If you have any question about this manual please visit and submit your feedback on: https://www.elephantrobotics.cn

2. About myCobot

2.1 Background

Upholding the mission of "Enjoy Robots World", Elephant Robotics designed and developed myCobot, the world's smallest and lightest collaborative robot, retaining most functions of industrial robots. With compact and elegant industrial design, excellent and powerful performance, and huge software and hardware development space, myCobot has unlimited possibilities in application expansion.

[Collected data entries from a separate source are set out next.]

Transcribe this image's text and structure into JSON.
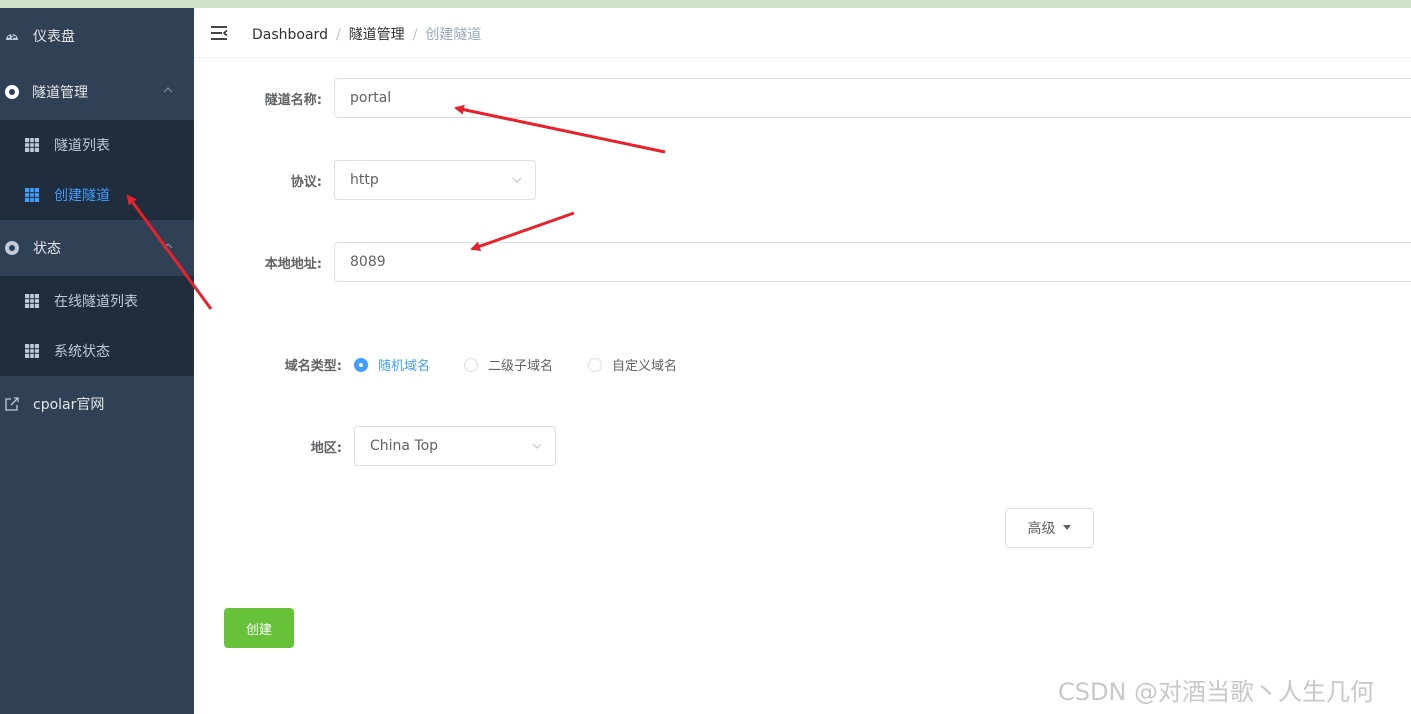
{
  "sidebar": {
    "items": [
      {
        "label": "仪表盘",
        "icon": "dashboard-icon"
      },
      {
        "label": "隧道管理",
        "icon": "tunnel-icon"
      },
      {
        "label": "隧道列表",
        "icon": "grid-icon"
      },
      {
        "label": "创建隧道",
        "icon": "grid-icon"
      },
      {
        "label": "状态",
        "icon": "status-icon"
      },
      {
        "label": "在线隧道列表",
        "icon": "grid-icon"
      },
      {
        "label": "系统状态",
        "icon": "grid-icon"
      },
      {
        "label": "cpolar官网",
        "icon": "external-link-icon"
      }
    ]
  },
  "header": {
    "breadcrumb": [
      "Dashboard",
      "隧道管理",
      "创建隧道"
    ],
    "separator": "/"
  },
  "form": {
    "name_label": "隧道名称:",
    "name_value": "portal",
    "protocol_label": "协议:",
    "protocol_value": "http",
    "local_label": "本地地址:",
    "local_value": "8089",
    "domain_type_label": "域名类型:",
    "domain_options": [
      "随机域名",
      "二级子域名",
      "自定义域名"
    ],
    "domain_selected": "随机域名",
    "region_label": "地区:",
    "region_value": "China Top",
    "advanced_label": "高级",
    "create_label": "创建"
  },
  "watermark": "CSDN @对酒当歌丶人生几何",
  "colors": {
    "sidebar_bg": "#304156",
    "submenu_bg": "#1f2d3d",
    "active": "#409eff",
    "create_button": "#67c23a",
    "annotation_arrow": "#e8222a"
  }
}
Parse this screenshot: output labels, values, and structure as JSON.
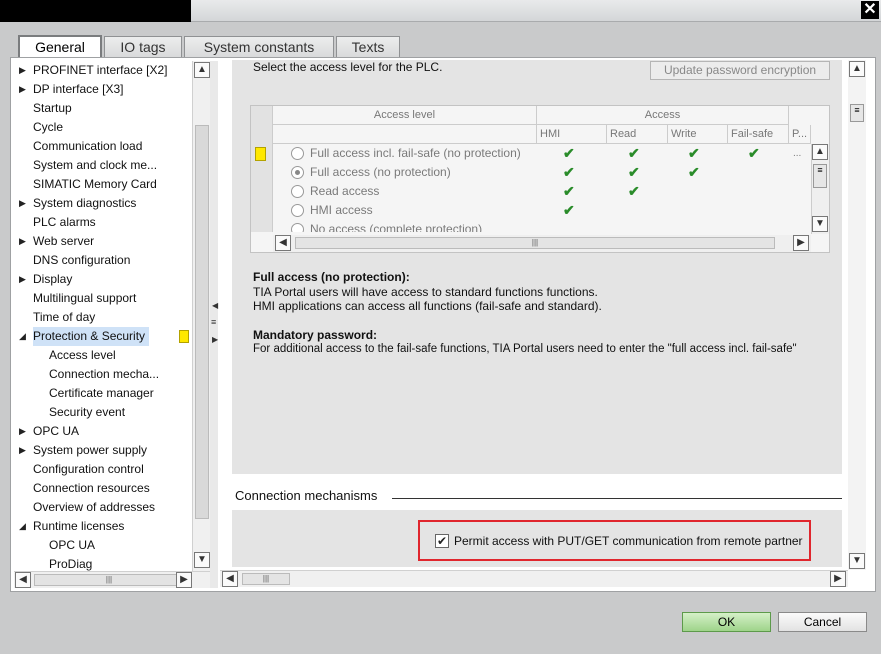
{
  "window": {
    "close_glyph": "✕"
  },
  "tabs": [
    "General",
    "IO tags",
    "System constants",
    "Texts"
  ],
  "tree": [
    {
      "label": "PROFINET interface [X2]",
      "arrow": "▶",
      "indent": 0
    },
    {
      "label": "DP interface [X3]",
      "arrow": "▶",
      "indent": 0
    },
    {
      "label": "Startup",
      "arrow": "",
      "indent": 0
    },
    {
      "label": "Cycle",
      "arrow": "",
      "indent": 0
    },
    {
      "label": "Communication load",
      "arrow": "",
      "indent": 0
    },
    {
      "label": "System and clock me...",
      "arrow": "",
      "indent": 0
    },
    {
      "label": "SIMATIC Memory Card",
      "arrow": "",
      "indent": 0
    },
    {
      "label": "System diagnostics",
      "arrow": "▶",
      "indent": 0
    },
    {
      "label": "PLC alarms",
      "arrow": "",
      "indent": 0
    },
    {
      "label": "Web server",
      "arrow": "▶",
      "indent": 0
    },
    {
      "label": "DNS configuration",
      "arrow": "",
      "indent": 0
    },
    {
      "label": "Display",
      "arrow": "▶",
      "indent": 0
    },
    {
      "label": "Multilingual support",
      "arrow": "",
      "indent": 0
    },
    {
      "label": "Time of day",
      "arrow": "",
      "indent": 0
    },
    {
      "label": "Protection & Security",
      "arrow": "◢",
      "indent": 0,
      "selected": true
    },
    {
      "label": "Access level",
      "arrow": "",
      "indent": 1
    },
    {
      "label": "Connection mecha...",
      "arrow": "",
      "indent": 1
    },
    {
      "label": "Certificate manager",
      "arrow": "",
      "indent": 1
    },
    {
      "label": "Security event",
      "arrow": "",
      "indent": 1
    },
    {
      "label": "OPC UA",
      "arrow": "▶",
      "indent": 0
    },
    {
      "label": "System power supply",
      "arrow": "▶",
      "indent": 0
    },
    {
      "label": "Configuration control",
      "arrow": "",
      "indent": 0
    },
    {
      "label": "Connection resources",
      "arrow": "",
      "indent": 0
    },
    {
      "label": "Overview of addresses",
      "arrow": "",
      "indent": 0
    },
    {
      "label": "Runtime licenses",
      "arrow": "◢",
      "indent": 0
    },
    {
      "label": "OPC UA",
      "arrow": "",
      "indent": 1
    },
    {
      "label": "ProDiag",
      "arrow": "",
      "indent": 1
    }
  ],
  "access": {
    "intro": "Select the access level for the PLC.",
    "update_button": "Update password encryption",
    "col_access_level": "Access level",
    "col_access": "Access",
    "sub_cols": [
      "HMI",
      "Read",
      "Write",
      "Fail-safe",
      "P..."
    ],
    "rows": [
      {
        "label": "Full access incl. fail-safe (no protection)",
        "checks": [
          true,
          true,
          true,
          true
        ],
        "more": "..."
      },
      {
        "label": "Full access (no protection)",
        "checks": [
          true,
          true,
          true,
          false
        ],
        "selected": true
      },
      {
        "label": "Read access",
        "checks": [
          true,
          true,
          false,
          false
        ]
      },
      {
        "label": "HMI access",
        "checks": [
          true,
          false,
          false,
          false
        ]
      },
      {
        "label": "No access (complete protection)",
        "checks": [
          false,
          false,
          false,
          false
        ]
      }
    ],
    "check_glyph": "✔",
    "scroll_glyph": "|||",
    "desc_title": "Full access (no protection):",
    "desc_line1": "TIA Portal users will have access to standard functions functions.",
    "desc_line2": "HMI applications can access all functions (fail-safe and standard).",
    "mand_title": "Mandatory password:",
    "mand_line": "For additional access to the fail-safe functions, TIA Portal users need to enter the \"full access incl. fail-safe\""
  },
  "connection": {
    "heading": "Connection mechanisms",
    "permit_label": "Permit access with PUT/GET communication from remote partner",
    "checked": "✔"
  },
  "buttons": {
    "ok": "OK",
    "cancel": "Cancel"
  },
  "colors": {
    "highlight": "#e0262d",
    "marker": "#ffe800",
    "check": "#2a8c2a"
  }
}
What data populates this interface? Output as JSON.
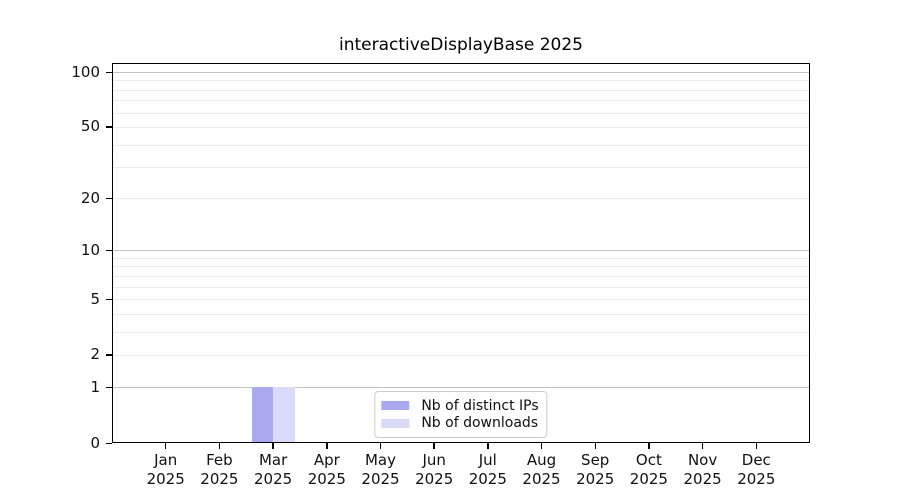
{
  "chart_data": {
    "type": "bar",
    "title": "interactiveDisplayBase 2025",
    "categories": [
      "Jan",
      "Feb",
      "Mar",
      "Apr",
      "May",
      "Jun",
      "Jul",
      "Aug",
      "Sep",
      "Oct",
      "Nov",
      "Dec"
    ],
    "x_year_label": "2025",
    "series": [
      {
        "name": "Nb of distinct IPs",
        "color": "#a9a9ef",
        "values": [
          0,
          0,
          1,
          0,
          0,
          0,
          0,
          0,
          0,
          0,
          0,
          0
        ]
      },
      {
        "name": "Nb of downloads",
        "color": "#d9d9f8",
        "values": [
          0,
          0,
          1,
          0,
          0,
          0,
          0,
          0,
          0,
          0,
          0,
          0
        ]
      }
    ],
    "y_axis": {
      "scale": "log1p",
      "ylim": [
        0,
        112
      ],
      "tick_labels": [
        0,
        1,
        2,
        5,
        10,
        20,
        50,
        100
      ],
      "major_gridlines": [
        1,
        10,
        100
      ],
      "minor_gridlines": [
        2,
        3,
        4,
        5,
        6,
        7,
        8,
        9,
        20,
        30,
        40,
        50,
        60,
        70,
        80,
        90
      ]
    },
    "grid": "horizontal-only",
    "legend_position": "lower-center"
  },
  "colors": {
    "background": "#ffffff",
    "axis": "#000000",
    "major_gridline": "#c2c2c2",
    "minor_gridline": "#ececec",
    "bar_distinct_ips": "#a9a9ef",
    "bar_downloads": "#d9d9f8",
    "legend_border": "#cccccc"
  }
}
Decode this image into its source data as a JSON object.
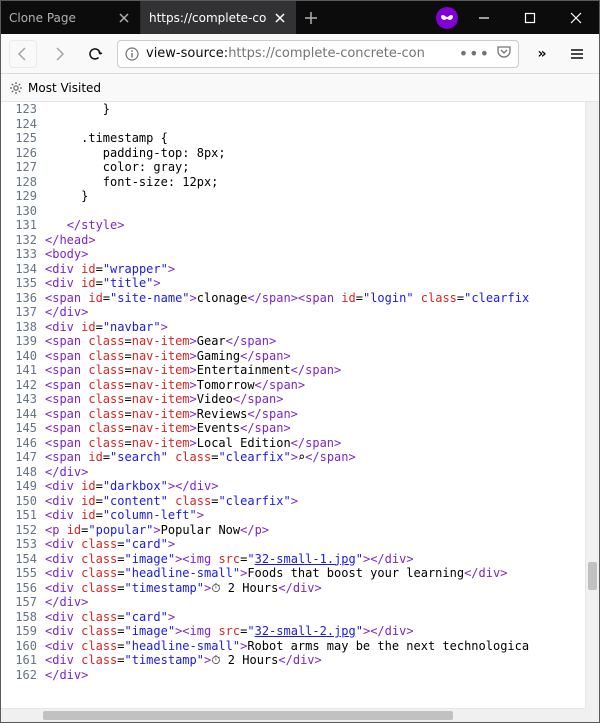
{
  "tabs": {
    "inactive": {
      "label": "Clone Page"
    },
    "active": {
      "label": "https://complete-co"
    }
  },
  "url": {
    "prefix": "view-source:",
    "value": "https://complete-concrete-con"
  },
  "bookmarks": {
    "most_visited": "Most Visited"
  },
  "lines": {
    "start": 123,
    "rows": [
      {
        "html": "        }"
      },
      {
        "html": ""
      },
      {
        "html": "     .timestamp {"
      },
      {
        "html": "        padding-top: 8px;"
      },
      {
        "html": "        color: gray;"
      },
      {
        "html": "        font-size: 12px;"
      },
      {
        "html": "     }"
      },
      {
        "html": ""
      },
      {
        "html": "   <span class=\"tag\">&lt;/style&gt;</span>"
      },
      {
        "html": "<span class=\"tag\">&lt;/head&gt;</span>"
      },
      {
        "html": "<span class=\"tag\">&lt;body&gt;</span>"
      },
      {
        "html": "<span class=\"tag\">&lt;div</span> <span class=\"attr\">id</span>=<span class=\"val\">\"wrapper\"</span><span class=\"tag\">&gt;</span>"
      },
      {
        "html": "<span class=\"tag\">&lt;div</span> <span class=\"attr\">id</span>=<span class=\"val\">\"title\"</span><span class=\"tag\">&gt;</span>"
      },
      {
        "html": "<span class=\"tag\">&lt;span</span> <span class=\"attr\">id</span>=<span class=\"val\">\"site-name\"</span><span class=\"tag\">&gt;</span>clonage<span class=\"tag\">&lt;/span&gt;&lt;span</span> <span class=\"attr\">id</span>=<span class=\"val\">\"login\"</span> <span class=\"attr\">class</span>=<span class=\"val\">\"clearfix</span>"
      },
      {
        "html": "<span class=\"tag\">&lt;/div&gt;</span>"
      },
      {
        "html": "<span class=\"tag\">&lt;div</span> <span class=\"attr\">id</span>=<span class=\"val\">\"navbar\"</span><span class=\"tag\">&gt;</span>"
      },
      {
        "html": "<span class=\"tag\">&lt;span</span> <span class=\"attr\">class</span>=<span class=\"attr\">nav-item</span><span class=\"tag\">&gt;</span>Gear<span class=\"tag\">&lt;/span&gt;</span>"
      },
      {
        "html": "<span class=\"tag\">&lt;span</span> <span class=\"attr\">class</span>=<span class=\"attr\">nav-item</span><span class=\"tag\">&gt;</span>Gaming<span class=\"tag\">&lt;/span&gt;</span>"
      },
      {
        "html": "<span class=\"tag\">&lt;span</span> <span class=\"attr\">class</span>=<span class=\"attr\">nav-item</span><span class=\"tag\">&gt;</span>Entertainment<span class=\"tag\">&lt;/span&gt;</span>"
      },
      {
        "html": "<span class=\"tag\">&lt;span</span> <span class=\"attr\">class</span>=<span class=\"attr\">nav-item</span><span class=\"tag\">&gt;</span>Tomorrow<span class=\"tag\">&lt;/span&gt;</span>"
      },
      {
        "html": "<span class=\"tag\">&lt;span</span> <span class=\"attr\">class</span>=<span class=\"attr\">nav-item</span><span class=\"tag\">&gt;</span>Video<span class=\"tag\">&lt;/span&gt;</span>"
      },
      {
        "html": "<span class=\"tag\">&lt;span</span> <span class=\"attr\">class</span>=<span class=\"attr\">nav-item</span><span class=\"tag\">&gt;</span>Reviews<span class=\"tag\">&lt;/span&gt;</span>"
      },
      {
        "html": "<span class=\"tag\">&lt;span</span> <span class=\"attr\">class</span>=<span class=\"attr\">nav-item</span><span class=\"tag\">&gt;</span>Events<span class=\"tag\">&lt;/span&gt;</span>"
      },
      {
        "html": "<span class=\"tag\">&lt;span</span> <span class=\"attr\">class</span>=<span class=\"attr\">nav-item</span><span class=\"tag\">&gt;</span>Local Edition<span class=\"tag\">&lt;/span&gt;</span>"
      },
      {
        "html": "<span class=\"tag\">&lt;span</span> <span class=\"attr\">id</span>=<span class=\"val\">\"search\"</span> <span class=\"attr\">class</span>=<span class=\"val\">\"clearfix\"</span><span class=\"tag\">&gt;</span>&#8981;<span class=\"tag\">&lt;/span&gt;</span>"
      },
      {
        "html": "<span class=\"tag\">&lt;/div&gt;</span>"
      },
      {
        "html": "<span class=\"tag\">&lt;div</span> <span class=\"attr\">id</span>=<span class=\"val\">\"darkbox\"</span><span class=\"tag\">&gt;&lt;/div&gt;</span>"
      },
      {
        "html": "<span class=\"tag\">&lt;div</span> <span class=\"attr\">id</span>=<span class=\"val\">\"content\"</span> <span class=\"attr\">class</span>=<span class=\"val\">\"clearfix\"</span><span class=\"tag\">&gt;</span>"
      },
      {
        "html": "<span class=\"tag\">&lt;div</span> <span class=\"attr\">id</span>=<span class=\"val\">\"column-left\"</span><span class=\"tag\">&gt;</span>"
      },
      {
        "html": "<span class=\"tag\">&lt;p</span> <span class=\"attr\">id</span>=<span class=\"val\">\"popular\"</span><span class=\"tag\">&gt;</span>Popular Now<span class=\"tag\">&lt;/p&gt;</span>"
      },
      {
        "html": "<span class=\"tag\">&lt;div</span> <span class=\"attr\">class</span>=<span class=\"val\">\"card\"</span><span class=\"tag\">&gt;</span>"
      },
      {
        "html": "<span class=\"tag\">&lt;div</span> <span class=\"attr\">class</span>=<span class=\"val\">\"image\"</span><span class=\"tag\">&gt;&lt;img</span> <span class=\"attr\">src</span>=<span class=\"val\">\"<u>32-small-1.jpg</u>\"</span><span class=\"tag\">&gt;&lt;/div&gt;</span>"
      },
      {
        "html": "<span class=\"tag\">&lt;div</span> <span class=\"attr\">class</span>=<span class=\"val\">\"headline-small\"</span><span class=\"tag\">&gt;</span>Foods that boost your learning<span class=\"tag\">&lt;/div&gt;</span>"
      },
      {
        "html": "<span class=\"tag\">&lt;div</span> <span class=\"attr\">class</span>=<span class=\"val\">\"timestamp\"</span><span class=\"tag\">&gt;</span>&#9201; 2 Hours<span class=\"tag\">&lt;/div&gt;</span>"
      },
      {
        "html": "<span class=\"tag\">&lt;/div&gt;</span>"
      },
      {
        "html": "<span class=\"tag\">&lt;div</span> <span class=\"attr\">class</span>=<span class=\"val\">\"card\"</span><span class=\"tag\">&gt;</span>"
      },
      {
        "html": "<span class=\"tag\">&lt;div</span> <span class=\"attr\">class</span>=<span class=\"val\">\"image\"</span><span class=\"tag\">&gt;&lt;img</span> <span class=\"attr\">src</span>=<span class=\"val\">\"<u>32-small-2.jpg</u>\"</span><span class=\"tag\">&gt;&lt;/div&gt;</span>"
      },
      {
        "html": "<span class=\"tag\">&lt;div</span> <span class=\"attr\">class</span>=<span class=\"val\">\"headline-small\"</span><span class=\"tag\">&gt;</span>Robot arms may be the next technologica"
      },
      {
        "html": "<span class=\"tag\">&lt;div</span> <span class=\"attr\">class</span>=<span class=\"val\">\"timestamp\"</span><span class=\"tag\">&gt;</span>&#9201; 2 Hours<span class=\"tag\">&lt;/div&gt;</span>"
      },
      {
        "html": "<span class=\"tag\">&lt;/div&gt;</span>"
      }
    ]
  }
}
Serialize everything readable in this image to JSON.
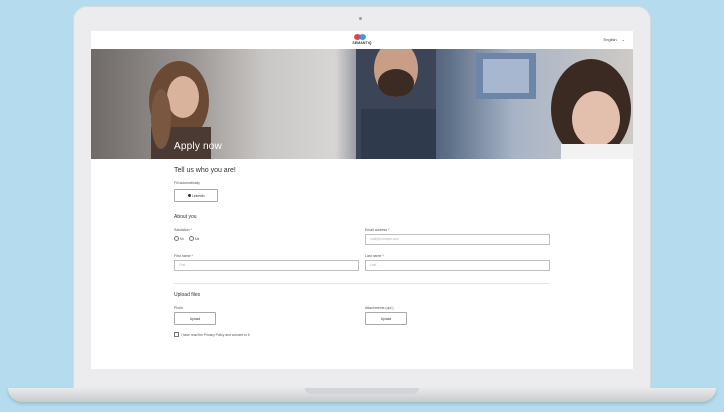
{
  "header": {
    "logo_text": "SEMANTiQ",
    "language": "English",
    "language_chevron": "chevron-down-icon"
  },
  "hero": {
    "title": "Apply now"
  },
  "form": {
    "heading": "Tell us who you are!",
    "fill_automatically_label": "Fill automatically",
    "fill_button": "LinkedIn",
    "about_section": "About you",
    "salutation_label": "Salutation *",
    "salutation_options": [
      "Mr",
      "Ms"
    ],
    "email_label": "Email address *",
    "email_placeholder": "mail@example.com",
    "first_name_label": "First name *",
    "first_name_placeholder": "First",
    "last_name_label": "Last name *",
    "last_name_placeholder": "Last",
    "upload_section": "Upload files",
    "photo_label": "Photo",
    "photo_button": "Upload",
    "attachments_label": "Attachments (opt.)",
    "attachments_button": "Upload",
    "consent_text": "I have read the Privacy Policy and consent to it"
  },
  "colors": {
    "accent_red": "#e4424d",
    "accent_blue": "#2e8fd6",
    "background": "#b4dcee"
  }
}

The design prototype of myCobot is from All-in-one Robot launched by Elephant Robot in China in 2018. As the first integrated collaborative robot in China, it has won the 2019 CAIMRS Industrial Robot Innovation Award and 2019 High-tech Robot Annual "Innovation Technology Award", and has been also sold to more than 30 countries at home and abroad, receiving unanimous praise and recognition from world's top 500 enterprises.

2.2 Introduction

myCobot is the world's smallest and lightest six-axis collaborative robot, jointly produced by Elephant Robotics and M5Stack. It is more than a productivity tool full of imaginations, can carry on the secondary development according to the demands of users to achieve personalized customization.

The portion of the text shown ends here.